Where in Durango, in southern Colorado, can you spot a lavender size-40D bra hanging in an office window? Why, the national office of a group called the Great Old Broads for Wilderness, of course. It's one sign that this organization, which celebrates its 20th anniversary this year, is not an ordinary organization.  

"We're the junkyard dogs of the environmental movement," says Great Old Broads director Ronni Egan. With 4,000 members nationwide, it's also the little enviro group that could, as it continues to capture headlines and financial support within the environmental movement.

They've carved out their niche with a sense of humor, along with a conviction that women over 50 have an abiding interest in the health of American landscapes.  

But the group doesn't discriminate. If you're a woman under 50, you can join by becoming a "training broad." And if you're a guy like me you can be a "Great Old Bro." I like the title and admire their belief in wilderness tithing, a phrase coined by founding member Ginger Harmon, who thinks we all need to give back to the public lands we love.  

With most environmental groups you send a check and wait for the next financial appeal, but with Great Old Broads for Wilderness you need to get personally involved. That's the recipe that brings American women together from all walks of life and from all parts of the United States for work projects called "Broadwalks." No couch potatoes here: These women are ready to hike and to document public-land issues with digital cameras and GPS units. Members focus their attention on the impacts of oil and gas leasing, overgrazing and off-road vehicles.   To that end, the group has created one of the most important databases on public lands in the West, with 60,000 data points useful to land managers or judges when environmental issues go to federal court. Volunteers document illegal traffic on public lands and the resulting erosion and litter, and then upload the photos, complete with latitude and longitude coordinates, to an online database to create what Egan describes as "a picture over time of what's happening on the land." "Citizens have to do the work," she says; "we have to be the eyes on the land for the understaffed federal agencies."  

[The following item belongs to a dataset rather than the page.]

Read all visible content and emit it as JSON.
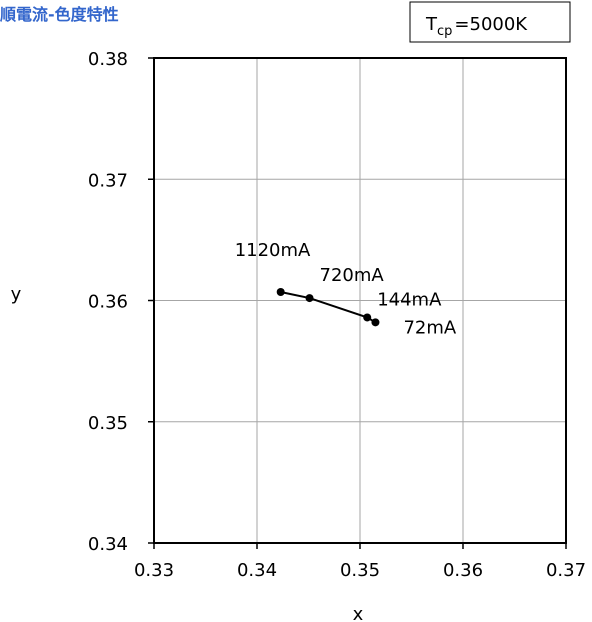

Great Old Broads for Wilderness began over lunch one day in 1989, in southern Utah. After several days of hiking and backpacking, half a dozen weary women were gathered in a cafe in Escalante, and there they happened to read in a local paper what Utah Republican Sen. Orrin Hatch thought about wilderness. No more wild lands were needed, he said, because senior citizens couldn't visit them. Hatch said elderly people needed roaded lands that they could get to in cars, recreational vehicles or astraddle ATVs.  

I wasn't there, but apparently the ladies' discussion became somewhat boisterous, with recommendations about exactly where the senator could go and how he could get there. When one of the women rose to use the restroom, a male patron remarked, "Now there goes a great old broad." The name stuck, and so did the conviction that Western women over 50 didn't need a male U.S. senator to tell them what they could or could not do on our public lands.  

Over the years, the feisty group has earned some respect. It stood up for Park Service employees who were getting gassed by idling snowmobiles in West Yellowstone, and it has joined lawsuits for environmental causes. Last April, the monthly magazine of the American Association for Retired Persons — with a whopping 35 million readers — featured a two-page spread on Great Old Broads for Wilderness, and phones rang off the wall, says Ronni Egan. She adds that the story's placement next to a full-page ad for senior sex videos was purely coincidental.  

Plans for the group's 20th birthday include collecting and preserving oral histories from its founding members. Thanks to a grant from the Ballantine Family Foundation, Great Old Broads is linking up with students at the Durango-based Fort Lewis College for everything from work projects to resource monitoring, and even a marketing plan. Another goal is to have local affiliates support cash awards for students writing essays about the meaning and value of wilderness. The Broads are determined to pass on their eco-advocacy — teaching another generation to become stewards of wild lands.   So happy birthday, Great Old Broads, and thank you, Sen. Hatch, for inspiring an enduring environmental organization.  

Andrew Gulliford is a contributor to Writers on the Range, a service of High Country News (hcn.org). He is a professor of Southwest Studies and history at Fort Lewis College in Durango, Colorado.